Justin Tadlock

The Life-Changing Magic of Tidying Up

Blue book cover with white clouds.

I knew one of my New Year goals was going to be to get rid of some of the clutter I’ve accumulated over the years. As fate would have it, a Kindle deal popped up a few days ago and shined light upon the path that I should take. I managed to snag The Life-Changing Magic of Tidying Up for cheap.

It was like the gods themselves were speaking to me.

Marie Kondō developed her KonMari method of tidying after years of attempting to achieve perfection. She teaches you how to clean your home once and never let it fall back into disarray. Yeah, I wasn’t completely convinced either. And, to be honest, I’m still working with her method to see how it turns out. Like most self-help books, I think a part of you must be willing and ready to take on a change in your life for it to truly work.

Because it’s going to take me a bit to make it through Stage 1 (there are only two stages), I can’t comment on how life-changing this book really is. I can simply review the book at this point. In the future, I’d like to do a part 2 of this review on the method and how things worked out.

The entire book could’ve been one well-written and succinct blog post. But, you can’t sell a few million copies of a blog post. Plus, a book helps reiterate the same principles over and over, drilling them into your mind.

I read through The Life-Changing Magic in one night. It’s a short read, coming in at little more than 200 pages. If you’re serious about wanting to declutter your home, the reading commitment is minimal.

I spent much of the time while reading thinking that the author sounded like someone who needed professional help. Many excerpts were a retelling of her desires, even from childhood, to be neat and tidy. I’m talking to the point of being obsessive about it. I wondered if her methods would translate over to those of us who didn’t spend our childhoods compulsively organizing and cleaning everything. Then again, maybe that’s the perfect type of person to teach the rest of us lazy slobs how to get our house in order.

Much of the advice is geared specifically toward women. I have no doubt that is Kondō’s primary audience, so it makes sense to lean that direction. However, it would’ve been nice to acknowledge that some men might be reading the book and offer practical advice specific to the them. This wasn’t enough to detract from the book’s message, but it was noticeable enough to be a minor annoyance.

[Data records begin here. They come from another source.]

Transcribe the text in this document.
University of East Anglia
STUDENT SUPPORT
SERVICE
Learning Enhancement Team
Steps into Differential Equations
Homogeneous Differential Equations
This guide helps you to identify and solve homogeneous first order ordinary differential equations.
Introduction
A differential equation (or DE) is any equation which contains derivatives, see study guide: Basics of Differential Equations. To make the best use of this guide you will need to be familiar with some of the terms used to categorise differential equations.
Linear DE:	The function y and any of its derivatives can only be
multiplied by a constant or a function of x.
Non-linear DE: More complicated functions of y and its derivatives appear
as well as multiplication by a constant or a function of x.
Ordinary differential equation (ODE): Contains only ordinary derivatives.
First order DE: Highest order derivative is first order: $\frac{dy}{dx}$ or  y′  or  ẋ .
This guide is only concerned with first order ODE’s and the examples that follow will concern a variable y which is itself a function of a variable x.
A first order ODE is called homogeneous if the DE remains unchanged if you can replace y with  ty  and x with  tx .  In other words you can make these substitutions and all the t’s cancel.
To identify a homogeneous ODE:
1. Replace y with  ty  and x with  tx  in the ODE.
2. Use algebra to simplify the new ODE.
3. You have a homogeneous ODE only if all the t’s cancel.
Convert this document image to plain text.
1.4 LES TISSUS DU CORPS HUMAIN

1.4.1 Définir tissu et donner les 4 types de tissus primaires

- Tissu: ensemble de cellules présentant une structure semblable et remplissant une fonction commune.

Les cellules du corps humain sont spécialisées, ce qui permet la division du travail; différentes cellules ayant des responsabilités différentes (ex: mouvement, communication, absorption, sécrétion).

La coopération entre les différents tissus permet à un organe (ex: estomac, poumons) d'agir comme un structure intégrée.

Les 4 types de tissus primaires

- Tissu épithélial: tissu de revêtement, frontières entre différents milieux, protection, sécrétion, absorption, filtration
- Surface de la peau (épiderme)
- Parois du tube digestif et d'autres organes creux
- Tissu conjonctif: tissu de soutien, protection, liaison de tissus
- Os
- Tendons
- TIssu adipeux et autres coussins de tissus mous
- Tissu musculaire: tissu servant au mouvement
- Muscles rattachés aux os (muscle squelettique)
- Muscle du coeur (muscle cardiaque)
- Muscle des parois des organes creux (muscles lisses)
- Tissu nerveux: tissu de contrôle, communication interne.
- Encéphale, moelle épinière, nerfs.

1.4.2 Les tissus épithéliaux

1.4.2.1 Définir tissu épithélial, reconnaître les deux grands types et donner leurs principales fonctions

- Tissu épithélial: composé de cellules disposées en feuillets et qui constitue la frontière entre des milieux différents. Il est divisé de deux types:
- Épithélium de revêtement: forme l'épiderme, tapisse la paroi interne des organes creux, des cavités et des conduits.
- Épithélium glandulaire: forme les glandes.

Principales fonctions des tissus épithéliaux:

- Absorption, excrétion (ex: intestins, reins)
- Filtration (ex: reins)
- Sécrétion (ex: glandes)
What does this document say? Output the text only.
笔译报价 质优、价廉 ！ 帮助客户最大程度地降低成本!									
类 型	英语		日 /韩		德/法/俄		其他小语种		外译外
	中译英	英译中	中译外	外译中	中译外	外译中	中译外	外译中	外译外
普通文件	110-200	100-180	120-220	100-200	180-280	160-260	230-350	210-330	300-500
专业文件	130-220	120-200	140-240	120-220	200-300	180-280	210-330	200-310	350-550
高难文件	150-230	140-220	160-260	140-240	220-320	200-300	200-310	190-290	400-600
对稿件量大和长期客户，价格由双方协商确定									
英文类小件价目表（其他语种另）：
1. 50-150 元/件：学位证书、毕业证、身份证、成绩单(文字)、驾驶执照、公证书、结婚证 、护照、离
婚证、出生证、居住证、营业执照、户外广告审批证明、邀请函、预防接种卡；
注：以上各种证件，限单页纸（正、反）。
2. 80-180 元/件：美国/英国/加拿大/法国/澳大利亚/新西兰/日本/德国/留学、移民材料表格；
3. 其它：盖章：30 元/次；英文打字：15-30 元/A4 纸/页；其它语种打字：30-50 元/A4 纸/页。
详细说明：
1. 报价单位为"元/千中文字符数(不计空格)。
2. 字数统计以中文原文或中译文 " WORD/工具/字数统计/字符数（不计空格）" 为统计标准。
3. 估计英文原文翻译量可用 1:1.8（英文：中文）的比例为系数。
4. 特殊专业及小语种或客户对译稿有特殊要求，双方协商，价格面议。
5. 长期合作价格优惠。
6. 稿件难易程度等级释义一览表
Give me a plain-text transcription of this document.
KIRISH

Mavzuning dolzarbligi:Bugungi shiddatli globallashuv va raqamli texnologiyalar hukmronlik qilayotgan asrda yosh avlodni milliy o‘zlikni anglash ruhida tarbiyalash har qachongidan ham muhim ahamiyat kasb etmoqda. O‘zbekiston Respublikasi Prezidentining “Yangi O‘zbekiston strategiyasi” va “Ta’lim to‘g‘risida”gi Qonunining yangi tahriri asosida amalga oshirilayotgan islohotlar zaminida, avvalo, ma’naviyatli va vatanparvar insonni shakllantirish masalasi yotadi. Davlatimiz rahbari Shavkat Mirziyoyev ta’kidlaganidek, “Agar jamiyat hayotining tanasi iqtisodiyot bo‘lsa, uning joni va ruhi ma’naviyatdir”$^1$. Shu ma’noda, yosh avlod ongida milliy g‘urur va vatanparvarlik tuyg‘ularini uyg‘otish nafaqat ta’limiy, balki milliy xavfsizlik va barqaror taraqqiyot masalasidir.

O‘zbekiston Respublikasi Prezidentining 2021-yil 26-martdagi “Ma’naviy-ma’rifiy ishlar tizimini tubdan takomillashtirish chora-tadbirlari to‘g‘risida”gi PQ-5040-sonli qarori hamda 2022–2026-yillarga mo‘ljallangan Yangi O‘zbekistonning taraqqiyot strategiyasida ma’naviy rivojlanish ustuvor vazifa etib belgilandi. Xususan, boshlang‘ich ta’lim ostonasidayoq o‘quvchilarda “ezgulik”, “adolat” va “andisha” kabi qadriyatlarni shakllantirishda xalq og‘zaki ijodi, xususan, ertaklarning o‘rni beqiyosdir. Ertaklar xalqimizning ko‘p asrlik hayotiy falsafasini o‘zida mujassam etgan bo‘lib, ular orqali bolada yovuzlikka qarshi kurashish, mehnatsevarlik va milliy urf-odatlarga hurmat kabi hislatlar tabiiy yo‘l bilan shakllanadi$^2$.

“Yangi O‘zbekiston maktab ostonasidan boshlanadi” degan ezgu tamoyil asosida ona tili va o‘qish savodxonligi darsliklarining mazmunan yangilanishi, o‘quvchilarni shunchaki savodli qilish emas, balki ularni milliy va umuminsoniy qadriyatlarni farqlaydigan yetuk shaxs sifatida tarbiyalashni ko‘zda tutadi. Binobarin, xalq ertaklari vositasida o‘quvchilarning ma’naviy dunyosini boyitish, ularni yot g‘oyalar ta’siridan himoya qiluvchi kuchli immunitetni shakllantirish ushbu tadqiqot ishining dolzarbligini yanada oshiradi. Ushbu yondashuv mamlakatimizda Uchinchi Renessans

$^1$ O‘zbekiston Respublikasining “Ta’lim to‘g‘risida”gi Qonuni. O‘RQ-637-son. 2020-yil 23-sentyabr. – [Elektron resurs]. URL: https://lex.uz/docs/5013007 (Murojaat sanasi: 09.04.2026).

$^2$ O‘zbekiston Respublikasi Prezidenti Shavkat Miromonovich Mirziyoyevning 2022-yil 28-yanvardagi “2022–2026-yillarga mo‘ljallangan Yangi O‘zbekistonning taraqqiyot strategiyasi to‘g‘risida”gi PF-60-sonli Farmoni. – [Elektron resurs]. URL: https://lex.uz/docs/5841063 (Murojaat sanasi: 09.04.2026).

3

With 200 pages, I thought that the book would dive into more practical advice. Things like the clothing-storage methods make sense, and I’m ready to start trying those. The book needed far more of these practical tips to be worth the page count. I’ve heard that Spark Joy, the illustrated sister book, offers more of what I was looking for.

The message that hit home with me is the one of ridding your life of things that you find no joy in. This is a feeling I’ve been having for some time now. I have possessions that do not bring me joy. Why do I have them? Kondō was able to articulate those feelings for me and provide a plan of action for confronting and dealing with them.

As a book, it needed a few more revisions and to be fleshed out with more practical advice. As for the content, the message, we’ll see. Maybe I’ll be living a peaceful and clutter-free life six months from now.

Some readers will find Kondō to be batshit crazy (she does talk to inanimate objects) and, in true KonMari fashion, discard this book because it does not spark joy. Others, well, we’re probably crazy enough to give her advice a try.

I’m withholding my star rating for this book until I can decide how life-changing this book truly is by putting Kondō’s methods into practice.